Sugar said being roughed up provided an invaluable experience that became useful as he climbed up the corporate ladder.
"You certainly learn how to deal with adverse situations and you learn how to handle yourself," he said. As the smartest kid in school, Sugar was voted the "most likely to succeed" and later was the valedictorian for the graduating class of 1965.
According to his high school yearbook, Sugar was not only the youngest graduate that year but also was a consummate nerd. The 1965 "Pylon" lists Sugar as having been a president of the school's geekiest groups, including the math club, the band and the scholarship society, and he was captain of the academic quiz team.
There seemed to be only one other student who could rival Sugar academically, a sophomore from Hawthorne who would later become his wife. Valerie Higuchi would graduate two years after Sugar, also as a valedictorian.
Valerie's father, Tamotsu "Tom" Higuchi, had served with the famed "Go for Broke" U.S. Army unit, the 442nd Regimental Combat Team, during World War II. The Japanese American unit was the most decorated during the war.
While her father fought in Europe, Valerie's mother lived in an Arkansas internment camp. After the war, the Higuchis returned to Hawthorne.
"We grew up in a blue-collar neighborhood.
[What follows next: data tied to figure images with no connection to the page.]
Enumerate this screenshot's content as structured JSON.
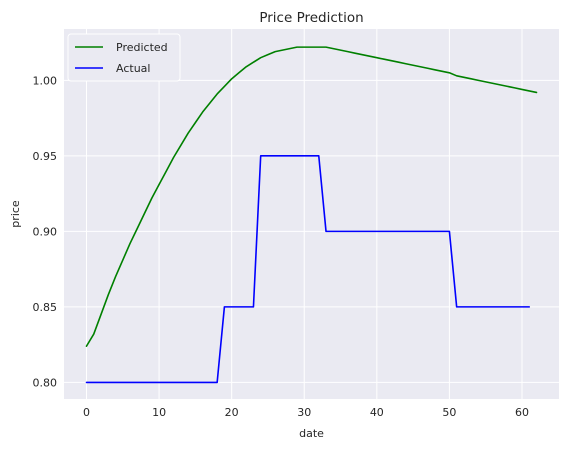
{
  "chart_data": {
    "type": "line",
    "title": "Price Prediction",
    "xlabel": "date",
    "ylabel": "price",
    "xlim": [
      -3.1,
      65.1
    ],
    "ylim": [
      0.789,
      1.034
    ],
    "xticks": [
      0,
      10,
      20,
      30,
      40,
      50,
      60
    ],
    "yticks": [
      0.8,
      0.85,
      0.9,
      0.95,
      1.0
    ],
    "ytick_labels": [
      "0.80",
      "0.85",
      "0.90",
      "0.95",
      "1.00"
    ],
    "grid": true,
    "legend_position": "top-left",
    "series": [
      {
        "name": "Predicted",
        "color": "#008000",
        "x": [
          0,
          1,
          2,
          3,
          4,
          5,
          6,
          7,
          8,
          9,
          10,
          11,
          12,
          13,
          14,
          15,
          16,
          17,
          18,
          19,
          20,
          21,
          22,
          23,
          24,
          25,
          26,
          27,
          28,
          29,
          30,
          31,
          32,
          33,
          34,
          35,
          36,
          37,
          38,
          39,
          40,
          41,
          42,
          43,
          44,
          45,
          46,
          47,
          48,
          49,
          50,
          51,
          52,
          53,
          54,
          55,
          56,
          57,
          58,
          59,
          60,
          61,
          62
        ],
        "y": [
          0.824,
          0.832,
          0.845,
          0.858,
          0.87,
          0.881,
          0.892,
          0.902,
          0.912,
          0.922,
          0.931,
          0.94,
          0.949,
          0.957,
          0.965,
          0.972,
          0.979,
          0.985,
          0.991,
          0.996,
          1.001,
          1.005,
          1.009,
          1.012,
          1.015,
          1.017,
          1.019,
          1.02,
          1.021,
          1.022,
          1.022,
          1.022,
          1.022,
          1.022,
          1.021,
          1.02,
          1.019,
          1.018,
          1.017,
          1.016,
          1.015,
          1.014,
          1.013,
          1.012,
          1.011,
          1.01,
          1.009,
          1.008,
          1.007,
          1.006,
          1.005,
          1.003,
          1.002,
          1.001,
          1.0,
          0.999,
          0.998,
          0.997,
          0.996,
          0.995,
          0.994,
          0.993,
          0.992
        ]
      },
      {
        "name": "Actual",
        "color": "#0000ff",
        "x": [
          0,
          18,
          19,
          23,
          24,
          32,
          33,
          50,
          51,
          61
        ],
        "y": [
          0.8,
          0.8,
          0.85,
          0.85,
          0.95,
          0.95,
          0.9,
          0.9,
          0.85,
          0.85
        ]
      }
    ]
  }
}
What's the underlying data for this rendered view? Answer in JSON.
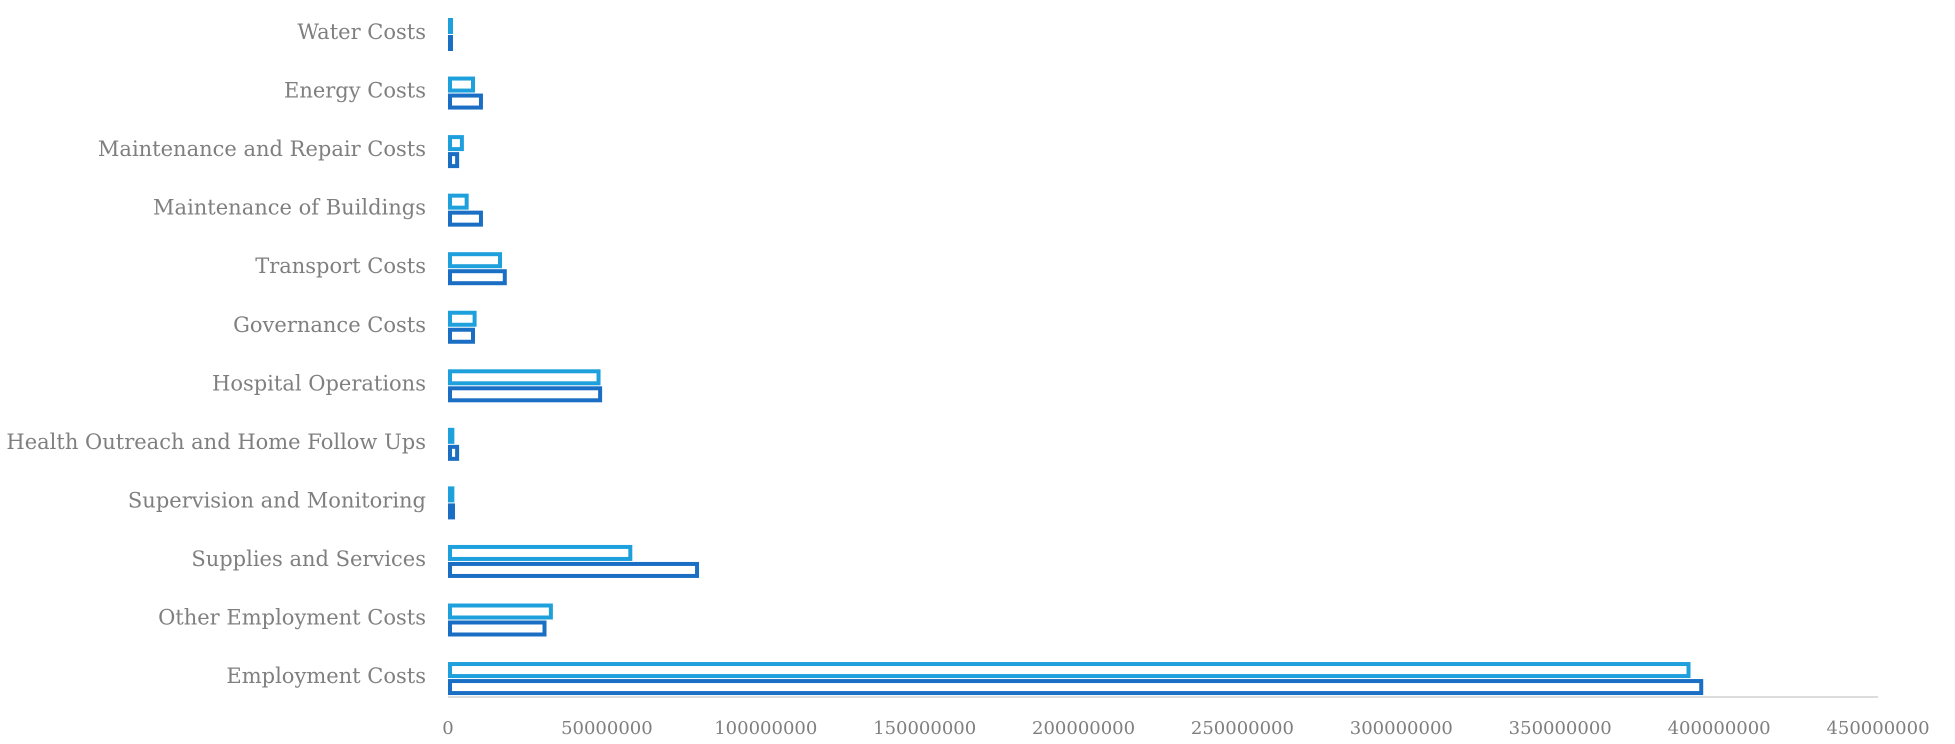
{
  "chart_data": {
    "type": "bar",
    "orientation": "horizontal",
    "title": "",
    "xlabel": "",
    "ylabel": "",
    "categories": [
      "Water Costs",
      "Energy Costs",
      "Maintenance and Repair Costs",
      "Maintenance of Buildings",
      "Transport Costs",
      "Governance Costs",
      "Hospital Operations",
      "Health Outreach and Home Follow Ups",
      "Supervision and Monitoring",
      "Supplies and Services",
      "Other Employment Costs",
      "Employment Costs"
    ],
    "series": [
      {
        "color": "#1ea0dc",
        "values": [
          1000000,
          8500000,
          5000000,
          6500000,
          17000000,
          9000000,
          48000000,
          2000000,
          2000000,
          58000000,
          33000000,
          391000000
        ]
      },
      {
        "color": "#1a6fc4",
        "values": [
          1200000,
          11000000,
          3500000,
          11000000,
          18500000,
          8500000,
          48500000,
          3500000,
          2200000,
          79000000,
          31000000,
          395000000
        ]
      }
    ],
    "xlim": [
      0,
      450000000
    ],
    "x_ticks": [
      "0",
      "50000000",
      "100000000",
      "150000000",
      "200000000",
      "250000000",
      "300000000",
      "350000000",
      "400000000",
      "450000000"
    ],
    "bar_style": "outlined",
    "grid": false,
    "legend": "none"
  }
}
But his parents and mine were very bright people, and in today's world they would have gone to college," Valerie Sugar said.
The couple had met when Valerie was in sixth grade, and according to Valerie they officially began dating when she was in ninth grade.
After high school, Sugar attended El Camino College in Torrance because his parents couldn't afford a four-year university.
But Sugar would excel, and he was offered full scholarships to Caltech and UCLA. Figuring Valerie was likely to go to UCLA, he gave up Caltech for Westwood.
"We tell everybody that if our children made a similar decision, we would have been all over them." Valerie Sugar said.
The couple married in 1971 shortly after Valerie graduated from UCLA. They have two grown children; the older one, a son, graduated from Princeton University, and their daughter is a Dartmouth graduate.
There was little doubt that Sugar was among the brightest even at a time when the industry was attracting the nation's best minds as the Cold War ratcheted up the development of sophisticated weapons.